Edward "Ed" Stephenson (Eduardo de Rosamaria)(Edvard Stefanyshyn) (born 12 August 1976 in Toronto, Canada) is a classical/nuevo flamenco guitarist who has toured throughout North America since he was sixteen. He is also the founder of the Paco Band, the North Carolina Guitar Quartet, and the Stephenson Guitar Quartet.

Life and career

Early years 
Ed was the son of Edward Peter Stephenson, who passed when he was nine years of age. His mother, Rosemarie raised him and his sister Darlene until she remarried to Robert Grinton when Ed was thirteen. In his early teens, Ed won the Canadian Music Competition and the Kiwanis Music Competition. His early studies were with Ivan Maracle in Toronto, Canada who prepared Ed for his audition for Aaron Shearer at the Peabody Conservatory. 
Ed started his collegiate studies at the Peabody Conservatory, in Baltimore, Maryland, as an undergraduate student. Later, he relocated to North Carolina to complete his degree at the University of North Carolina School of the Arts  under the direction of Aaron Shearer. 

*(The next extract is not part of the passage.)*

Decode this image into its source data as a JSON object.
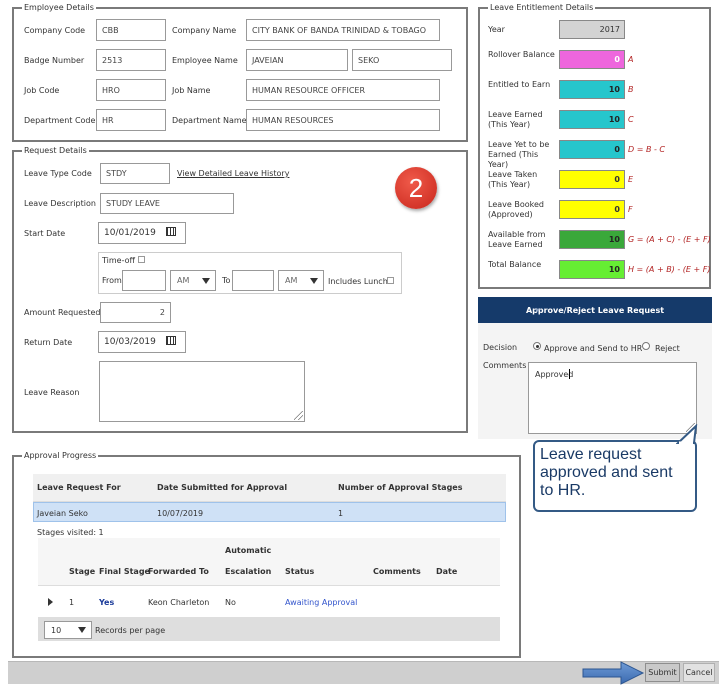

He performed at the grand opening of the Roger L. Stevens Center in Winston-Salem under the direction of Leonard Bernstein, with Isaac Stern as the soloist, and Gregory Peck as the master of ceremonies. Guests in attendance included Agnes de Mille, Cliff Robertson, Governor James Hunt, President and Mrs. Gerald Ford and Lady Bird Johnson. 

He has performed with the North Carolina Symphony, the Raleigh Symphony, the North Carolina Theater, North Carolina Bach Festival, and the Raleigh Ringers.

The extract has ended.